For the first eight months of the year, the median sales price of homes that went to closing in Alexandria stood at exactly 100 percent of listing price, according to figures reported by Bright MLS as analyzed by the GazetteLeader.

That doesn’t mean that every home did so, but in the broad picture, it seems that sellers in Alexandria are pricing their homes not too high, not too low, but just right.

For the same period in 2022, the sales-to-listing price in Alexandria was 100.54 percent, which suggests the likelihood that competition from buyers may have been more significant last year and sellers had yet to account for it in their pricing strategy.

Of the five most populous jurisdictions across Northern Virginia, only Arlington saw less than 100 percent when it came to the sales-to-list-price ratio for the first eight months of the year, standing at 99.34 percent, down from 100.28 percent a year before.

Among the other three:

• In Fairfax County, the ratio was 101.1 percent, down from 102.29.

• In Loudoun County, the ratio stood at 100.47 percent, down from 102.05.

• In Prince William County, the ratio of 100.51 percent was down from 102.36.

Among other major jurisdictions in the region, the ratio in Montgomery County for the first eight months of the year was 101.24 percent; in Prince George’s County, it was 99.82 percent; and in the District of Columbia, it was 97.66 percent. All three were down from a year before.

In the roughly 90 jurisdictions spread across six states that make up Bright MLS’s Mid-Atlantic catchment area, the ratio of listing price to sales price for the year to date was 99.68 percent, down from 101.18 percent during the same period in 2022.

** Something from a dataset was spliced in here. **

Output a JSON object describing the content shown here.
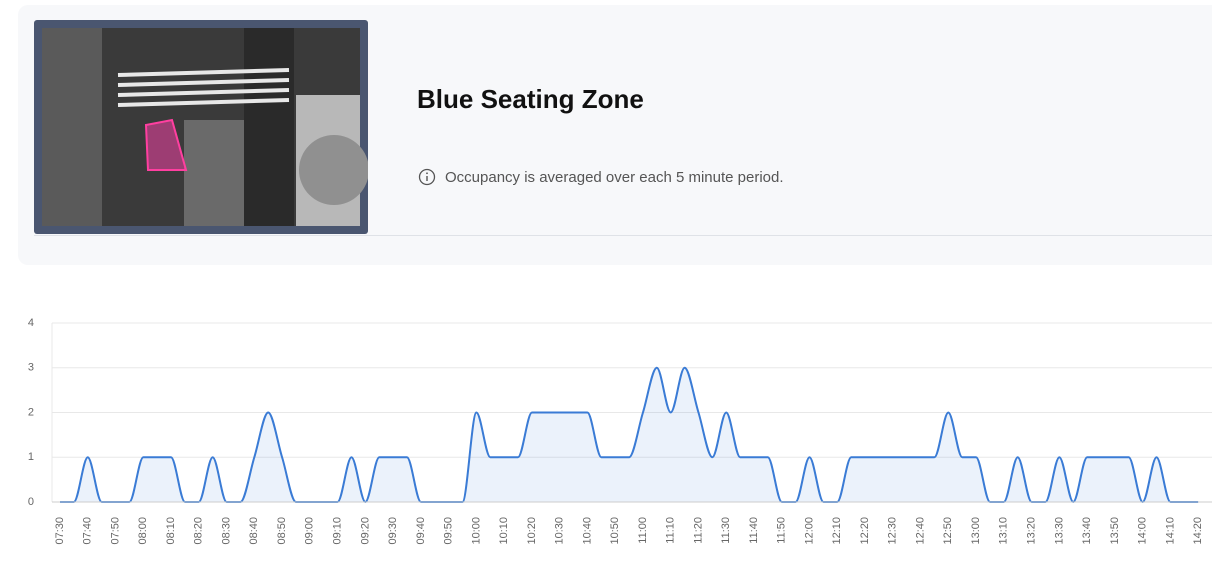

How to price a listing is part art, part science and perhaps a little voodoo. Some real-estate agents advise their clients to list low to attract attention and perhaps spark a bidding war, although that typically only happens during a hot market. Others suggest listing prices be set aggressively to weed out lookie-loos and focus on serious buyers. Others suggest sellers price right where they think the final total will hit.